Taking a first step into the world of therapy can be really daunting for most people.
Who to pick?
Will it help?
Will they judge me?
Is my problem big enough?
What will happen in the session?
These are just some of the questions people ask themselves when they are having their first therapy session. It can be really difficult to take that first step to see a therapist and trying to work out where to start looking for the right person can be intimidating.
Therapy, whatever form, can be a wonderful thing that can improve life in many ways. But there are certain things that matter when choosing a therapist and it isn’t what people initially think.
Most people get caught up in whether they should be seeing a Psychiatrist, Psychologist or Counsellor. This does matter but it isn’t the main thing. A quick breakdown then of what each of these do.
Psychiatrist – A Psychiatrist is a medical doctor who has completed a medical degree and then gone on to do further study of mental health. They specialise in diagnosis and treatment of mental illness and can prescribe medication.
Psychologist – A Psychologist has a degree and works with mental health problems and human behaviour. They can diagnose, use talk therapy, provide testing for various issues and help treat behavioural problems. Psychologists don’t prescribe medication.
Counsellor – A Counsellor has either a degree or diploma. They are trained to give guidance in personal or mental health problems. Counsellors do not diagnose. They may work in tandem with a general practitioner to provide overall help for a client who may benefit from medication.
There is often an overlap between the 3 roles which makes it confusing for people to find the right person to work with. As a starting point, if you have a general practitioner that you trust, this is the first point to ask who they believe might assist you.
Generally, from there, if they believe that a Psychiatrist is required, that is where you begin your journey on exploring help options. If they suggest a Psychologist or Counsellor, then at times these two can be interchangeable – IF – they are experienced in the area you need help in.
A Psychologist has undertaken a far greater level of education. The education matters, the person matters more.
The most important thing that matters in picking a therapist though, is that you connect with them, that you like them.
At that first session, YOU are interviewing THEM!!! Yes, you are in charge. You are paying for a service, make sure you are happy with it. There is no mystery in therapy. As therapists, our role is to help you.
You absolutely need someone who is trained and experienced in what you would like to talk about. But, and this is the tricky bit, the training and the experience will only work if they are good at what they do as a human being.
Imagine if you will, a primary school teacher. This person has done the degree, done extra courses, is incredibly qualified, you can practically wallpaper your walls in their education. But you, as a child, don’t like them, don’t connect with them. You won’t have a great experience and won’t learn as much. Imagine now another teacher with the same qualifications but this teacher gets you, they seem to understand you, they know how to work with you. You are going to have a good year and learn a lot.

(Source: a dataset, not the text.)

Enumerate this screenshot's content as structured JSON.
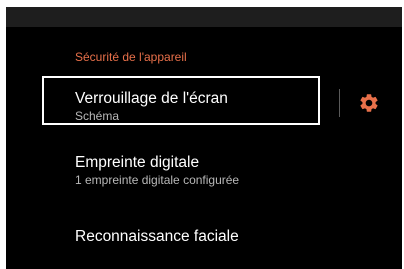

So too this relates to therapy. Yes, your therapist needs to be trained and experienced but you also need to relate to them and like them to get the most out of it.

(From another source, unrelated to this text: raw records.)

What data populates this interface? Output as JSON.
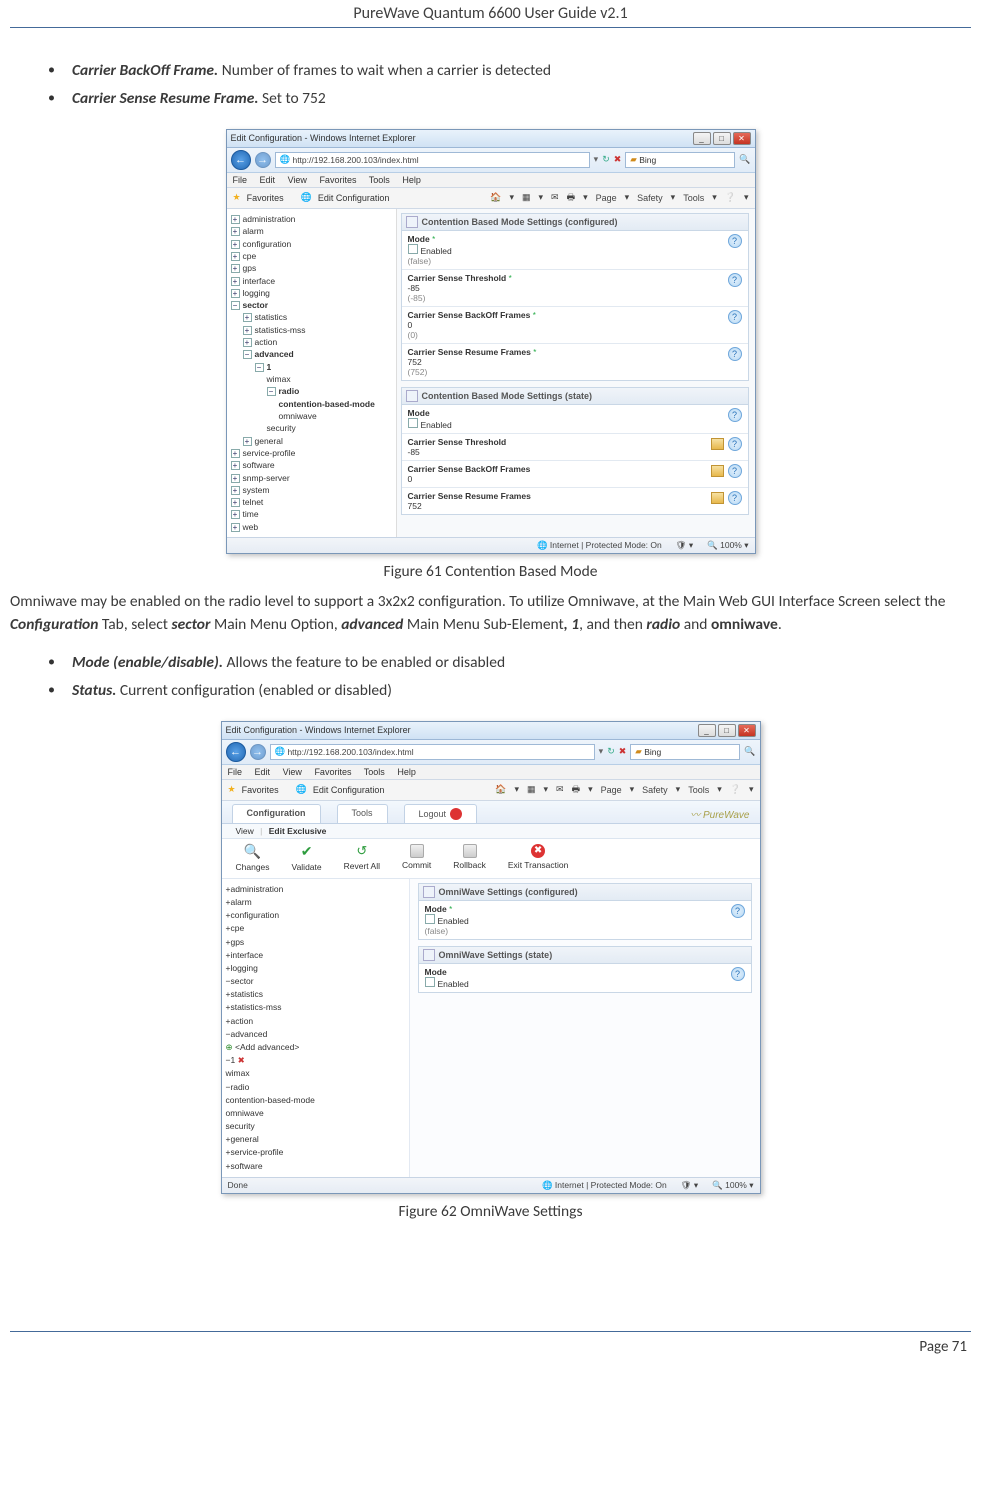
{
  "doc": {
    "header_title": "PureWave Quantum 6600 User Guide v2.1",
    "page_label": "Page 71"
  },
  "bullets1": [
    {
      "term": "Carrier BackOff Frame.",
      "text": " Number of frames to wait when a carrier is detected"
    },
    {
      "term": "Carrier Sense Resume Frame.",
      "text": " Set to 752"
    }
  ],
  "fig61": {
    "caption": "Figure 61 Contention Based Mode"
  },
  "para1": {
    "pre": "Omniwave may be enabled on the radio level to support a 3x2x2 configuration.  To utilize Omniwave, at the Main Web GUI Interface Screen select the ",
    "cfg": "Configuration",
    "mid1": " Tab, select ",
    "sector": "sector",
    "mid2": " Main Menu Option, ",
    "adv": "advanced",
    "mid3": " Main Menu Sub-Element",
    "one": ", 1",
    "mid4": ", and then ",
    "radio": "radio",
    "mid5": " and ",
    "omni": "omniwave",
    "end": "."
  },
  "bullets2": [
    {
      "term": "Mode (enable/disable).",
      "text": "  Allows the feature to be enabled or disabled"
    },
    {
      "term": "Status.",
      "text": " Current configuration (enabled or disabled)"
    }
  ],
  "fig62": {
    "caption": "Figure 62 OmniWave Settings"
  },
  "ie": {
    "title": "Edit Configuration - Windows Internet Explorer",
    "url": "http://192.168.200.103/index.html",
    "search": "Bing",
    "menus": [
      "File",
      "Edit",
      "View",
      "Favorites",
      "Tools",
      "Help"
    ],
    "fav_label": "Favorites",
    "tab_label": "Edit Configuration",
    "cmd": {
      "page": "Page",
      "safety": "Safety",
      "tools": "Tools"
    },
    "status": {
      "zone": "Internet | Protected Mode: On",
      "zoom": "100%"
    }
  },
  "shot1": {
    "tree": [
      "administration",
      "alarm",
      "configuration",
      "cpe",
      "gps",
      "interface",
      "logging"
    ],
    "sector_children": [
      "statistics",
      "statistics-mss",
      "action"
    ],
    "adv_children": [
      "wimax"
    ],
    "radio_children": [
      "contention-based-mode",
      "omniwave"
    ],
    "after_radio": [
      "security"
    ],
    "after_sector": [
      "general",
      "service-profile",
      "software",
      "snmp-server",
      "system",
      "telnet",
      "time",
      "web"
    ],
    "grp1": "Contention Based Mode Settings (configured)",
    "rows1": [
      {
        "label": "Mode",
        "req": "*",
        "check_label": "Enabled",
        "sub": "(false)"
      },
      {
        "label": "Carrier Sense Threshold",
        "req": "*",
        "val": "-85",
        "sub": "(-85)"
      },
      {
        "label": "Carrier Sense BackOff Frames",
        "req": "*",
        "val": "0",
        "sub": "(0)"
      },
      {
        "label": "Carrier Sense Resume Frames",
        "req": "*",
        "val": "752",
        "sub": "(752)"
      }
    ],
    "grp2": "Contention Based Mode Settings (state)",
    "rows2": [
      {
        "label": "Mode",
        "check_label": "Enabled"
      },
      {
        "label": "Carrier Sense Threshold",
        "val": "-85"
      },
      {
        "label": "Carrier Sense BackOff Frames",
        "val": "0"
      },
      {
        "label": "Carrier Sense Resume Frames",
        "val": "752"
      }
    ]
  },
  "shot2": {
    "tabs": {
      "conf": "Configuration",
      "tools": "Tools",
      "logout": "Logout"
    },
    "brand": "PureWave",
    "subtabs": {
      "view": "View",
      "edit": "Edit Exclusive"
    },
    "toolbar": [
      "Changes",
      "Validate",
      "Revert All",
      "Commit",
      "Rollback",
      "Exit Transaction"
    ],
    "tree_top": [
      "administration",
      "alarm",
      "configuration",
      "cpe",
      "gps",
      "interface",
      "logging"
    ],
    "sector_children": [
      "statistics",
      "statistics-mss",
      "action"
    ],
    "add_adv": "<Add advanced>",
    "one": "1",
    "adv_children": [
      "wimax"
    ],
    "radio_children": [
      "contention-based-mode",
      "omniwave"
    ],
    "after_radio": [
      "security"
    ],
    "after_sector": [
      "general",
      "service-profile",
      "software"
    ],
    "grp1": "OmniWave Settings (configured)",
    "row1": {
      "label": "Mode",
      "req": "*",
      "check_label": "Enabled",
      "sub": "(false)"
    },
    "grp2": "OmniWave Settings (state)",
    "row2": {
      "label": "Mode",
      "check_label": "Enabled"
    },
    "status_done": "Done"
  }
}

As a starting point, find someone who seems to have training and experience in what you need and then do one session. If you like them and feel they are a good fit, awesome, keep going! If you don’t feel it is quite right, stop. Shop around. Start over. Yes, it is a pain to tell your story over again but it is so worth it to find that right person to work with.

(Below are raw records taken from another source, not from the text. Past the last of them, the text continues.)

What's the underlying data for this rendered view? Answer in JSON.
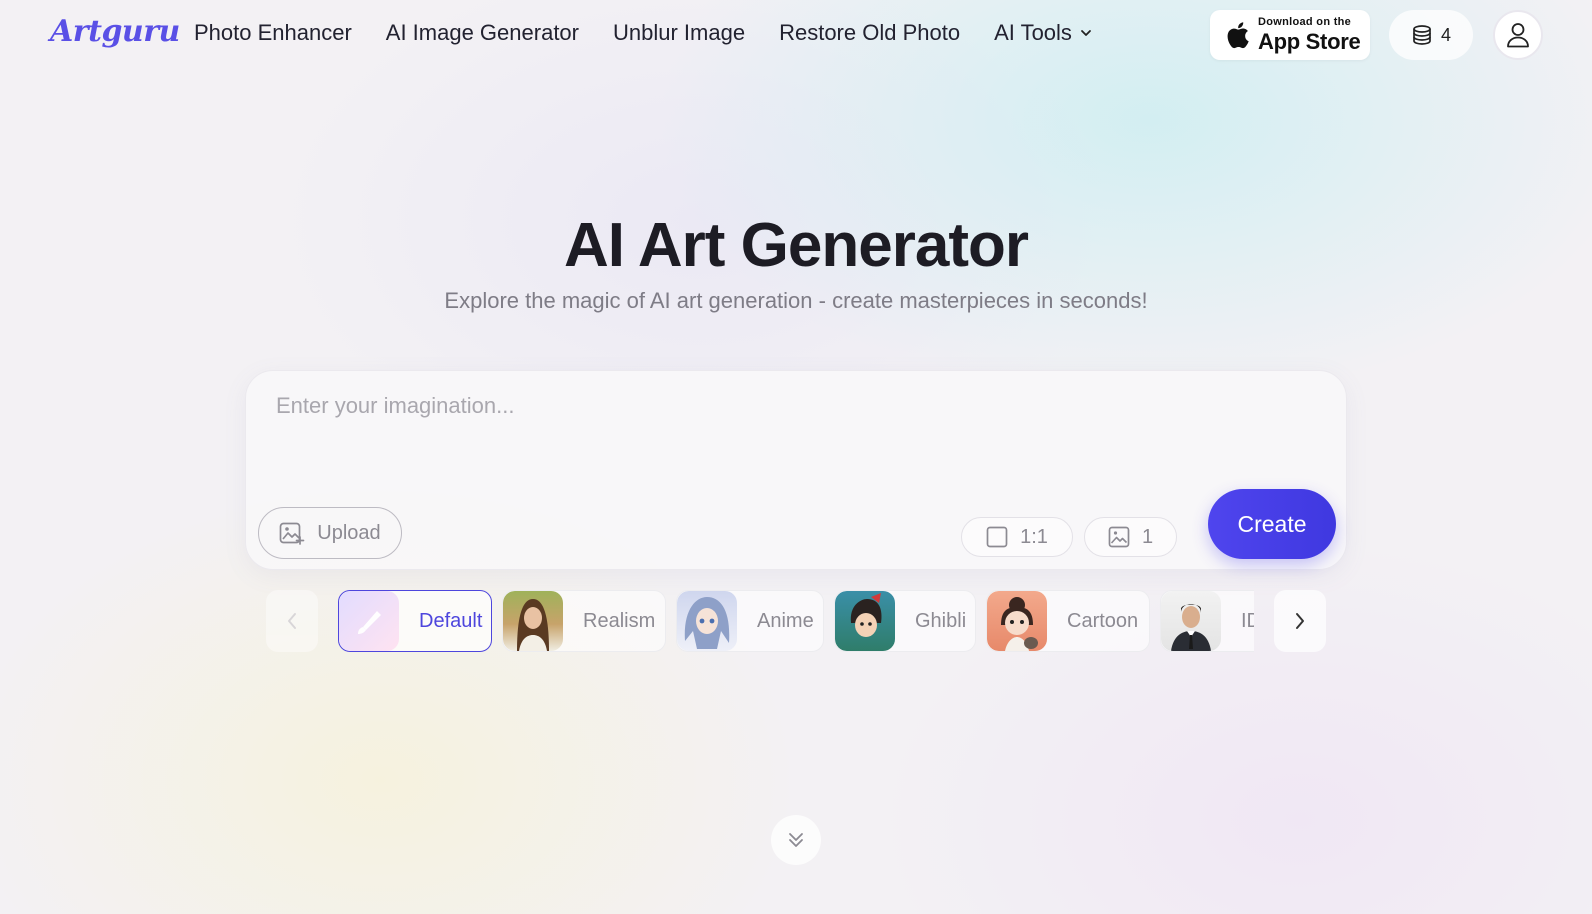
{
  "header": {
    "logo": "Artguru",
    "nav": [
      "Photo Enhancer",
      "AI Image Generator",
      "Unblur Image",
      "Restore Old Photo",
      "AI Tools"
    ],
    "appstore_small": "Download on the",
    "appstore_big": "App Store",
    "credits": "4"
  },
  "hero": {
    "title": "AI Art Generator",
    "subtitle": "Explore the magic of AI art generation - create masterpieces in seconds!"
  },
  "prompt": {
    "placeholder": "Enter your imagination...",
    "value": "",
    "upload_label": "Upload",
    "ratio": "1:1",
    "count": "1",
    "create_label": "Create"
  },
  "styles": {
    "selected": "Default",
    "items": [
      "Default",
      "Realism",
      "Anime",
      "Ghibli",
      "Cartoon",
      "ID"
    ]
  },
  "colors": {
    "accent": "#4f45ee",
    "logo": "#5a50e6"
  }
}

Many years ago, I was in the position of needing therapy to help me and I had no idea of who to work with (this was a long time ago before I became a counsellor). I initially worked with a really, really qualified therapist and hated it. It was memorably one of the worst experiences I had ever had. I walked away disillusioned. Then a friend told me of a lady who worked a bit of a distance away but that she really liked. No where as near qualified. I figured I had nothing to lose and went to see her. She was one of the turning points in my life. She got me. She wasn’t working out of a book, she had life experience. I felt connected and safe with her and for the first time in my life I opened up.
That was the start of big change for me and I still remember those sessions and the changes that came from them. I credit that lady and those sessions with me learning a lot about myself.
From my experiences, both positive and negative, I shaped how I work as a counsellor. I do what I would have liked as a client. For many people I am that person that they finally connect with. But I am not a fit for everyone and that is ok too. I tell my clients that in the first session. Learn in that session if you like me and connect with me. Otherwise shop around.
You are the expert in YOU. Trust your instinct!